No Place to Hide by Bill Sly

On July 19, 1969, the North Vietnamese Army nearly destroyed Alpha 2/2 (Mech) of the U.S. Army’s First Infantry Division at Nui Ba Den mountain near Tay Ninh. American generals made bad decisions based on false assumptions resulting from faulty intelligence that led to the disaster.

Bill Sly discusses these events in great detail in No Place to Hide: A Company at Nui Ba Den (iUniverse, 182 pp. $13.99, paper; $3.99, Kindle). Sly served as the 2/2 historian after time in the field as an infantryman. He bases most of his reporting on interviews with survivors of the attack on the mountain.

Nui Ba Den (Black Virgin Mountain) rose to nearly a thousand meters and spanned a mile in width. The United States Army controlled the top and the perimeter around the mountain’s base, but the Eighty-Eighth NVA Regiment controlled everything in between. Plans called for 2/2 to scale the mountain, much in the manner of the taking of Hamburger Hill, while another American unit attacked from the top.
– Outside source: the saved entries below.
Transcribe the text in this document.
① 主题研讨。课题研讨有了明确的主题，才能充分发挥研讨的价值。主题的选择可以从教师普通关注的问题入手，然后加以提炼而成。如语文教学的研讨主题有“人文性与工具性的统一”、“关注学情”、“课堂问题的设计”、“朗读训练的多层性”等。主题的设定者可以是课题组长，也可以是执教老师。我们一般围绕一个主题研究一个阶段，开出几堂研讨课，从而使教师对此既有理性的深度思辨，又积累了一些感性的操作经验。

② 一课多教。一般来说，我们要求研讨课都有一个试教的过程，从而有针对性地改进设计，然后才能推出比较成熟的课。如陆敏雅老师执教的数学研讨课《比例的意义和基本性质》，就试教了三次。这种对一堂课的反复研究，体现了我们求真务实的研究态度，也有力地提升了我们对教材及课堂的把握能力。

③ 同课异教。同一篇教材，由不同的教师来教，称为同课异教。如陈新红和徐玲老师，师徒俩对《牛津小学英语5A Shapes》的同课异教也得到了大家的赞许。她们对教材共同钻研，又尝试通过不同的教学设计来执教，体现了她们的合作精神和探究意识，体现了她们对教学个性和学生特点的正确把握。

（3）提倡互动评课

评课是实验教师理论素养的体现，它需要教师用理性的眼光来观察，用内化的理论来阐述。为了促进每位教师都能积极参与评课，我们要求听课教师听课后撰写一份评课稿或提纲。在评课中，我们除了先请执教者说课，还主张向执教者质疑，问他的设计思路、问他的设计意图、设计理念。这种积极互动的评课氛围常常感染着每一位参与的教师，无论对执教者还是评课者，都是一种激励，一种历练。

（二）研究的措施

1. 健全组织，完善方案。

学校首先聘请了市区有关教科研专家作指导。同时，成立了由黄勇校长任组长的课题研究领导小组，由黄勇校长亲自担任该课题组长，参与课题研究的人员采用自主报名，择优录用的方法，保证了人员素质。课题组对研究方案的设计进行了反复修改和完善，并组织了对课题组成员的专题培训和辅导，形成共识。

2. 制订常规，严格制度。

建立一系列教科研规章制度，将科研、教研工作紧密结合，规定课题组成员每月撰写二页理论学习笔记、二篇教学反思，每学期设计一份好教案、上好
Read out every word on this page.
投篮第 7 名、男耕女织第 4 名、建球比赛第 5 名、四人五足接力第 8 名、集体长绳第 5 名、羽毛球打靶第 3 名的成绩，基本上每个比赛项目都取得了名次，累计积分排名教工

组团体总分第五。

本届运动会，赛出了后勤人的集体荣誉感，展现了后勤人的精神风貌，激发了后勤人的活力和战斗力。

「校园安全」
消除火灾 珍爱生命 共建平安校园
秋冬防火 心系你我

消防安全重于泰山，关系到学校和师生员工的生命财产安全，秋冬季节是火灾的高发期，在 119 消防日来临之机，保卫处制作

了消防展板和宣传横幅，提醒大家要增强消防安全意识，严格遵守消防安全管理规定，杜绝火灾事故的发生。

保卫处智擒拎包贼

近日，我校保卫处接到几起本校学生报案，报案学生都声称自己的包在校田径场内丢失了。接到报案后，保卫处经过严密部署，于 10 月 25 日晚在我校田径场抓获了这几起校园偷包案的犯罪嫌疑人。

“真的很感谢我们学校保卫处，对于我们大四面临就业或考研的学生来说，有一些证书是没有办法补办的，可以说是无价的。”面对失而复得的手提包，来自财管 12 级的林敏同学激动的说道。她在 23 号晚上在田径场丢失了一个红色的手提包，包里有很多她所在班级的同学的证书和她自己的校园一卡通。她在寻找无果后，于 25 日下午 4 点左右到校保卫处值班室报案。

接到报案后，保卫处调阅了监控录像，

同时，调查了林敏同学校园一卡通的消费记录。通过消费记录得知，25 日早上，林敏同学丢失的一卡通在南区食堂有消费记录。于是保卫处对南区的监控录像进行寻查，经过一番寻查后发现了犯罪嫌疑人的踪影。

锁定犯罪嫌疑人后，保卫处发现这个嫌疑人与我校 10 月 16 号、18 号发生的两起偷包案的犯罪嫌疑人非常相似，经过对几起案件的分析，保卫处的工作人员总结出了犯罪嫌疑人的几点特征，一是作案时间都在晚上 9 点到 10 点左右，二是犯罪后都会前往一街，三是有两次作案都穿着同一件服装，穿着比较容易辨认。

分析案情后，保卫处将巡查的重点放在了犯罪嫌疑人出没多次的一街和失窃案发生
From there, planning disintegrated. Under temporary command of the 25th Infantry Division, the men of Alpha 2/2 were ordered to dismount from their vehicles and advance on foot, a decision that violated unit-level training. Furthermore, dismounting contradicted Vietnam War armored warfare tactics, which Sly explains. According to survivors, a 25th general said, “I want a body count,” and sent 2/2 up the mountain—without support from the unit on top.

The men walked into a trap. Finding themselves in open terrain and under highly concentrated fire from an enemy that held the high ground, the men of 2/2 made great sacrifices for each other as they split into smaller and smaller groups. They fought all day to extricate themselves from the area. The following day survivors with help from Charlie Company again went forward to recover bodies.

In the two-day encounter, Alpha had nine men killed in action and forty-four wounded. Charlie had two KIA and four WIA.

The Stars and Stripes portrayed the battle as a great American victory, which upset the participants. And then, Sly says, the battle appears to have been forgotten. (I searched internet but found no reference to it.) No Place to Hide is Sly’s contribution to setting the record straight.

The book also provides one more reminder of American Vietnam War folly for taking or securing terrain, regardless of the cost, only to eventually abandon it.

Sly writes from the heart. With a calm certitude, he validates the valor and fellowship of the men of Alpha 2/2. He neither editorializes nor pontificates in recreating two days of drama. Although he was on the scene in 1969, many of his endnotes refer to telephone conversations and letters dating from 1995. His research and the conclusions that he offers present valuable combat lessons.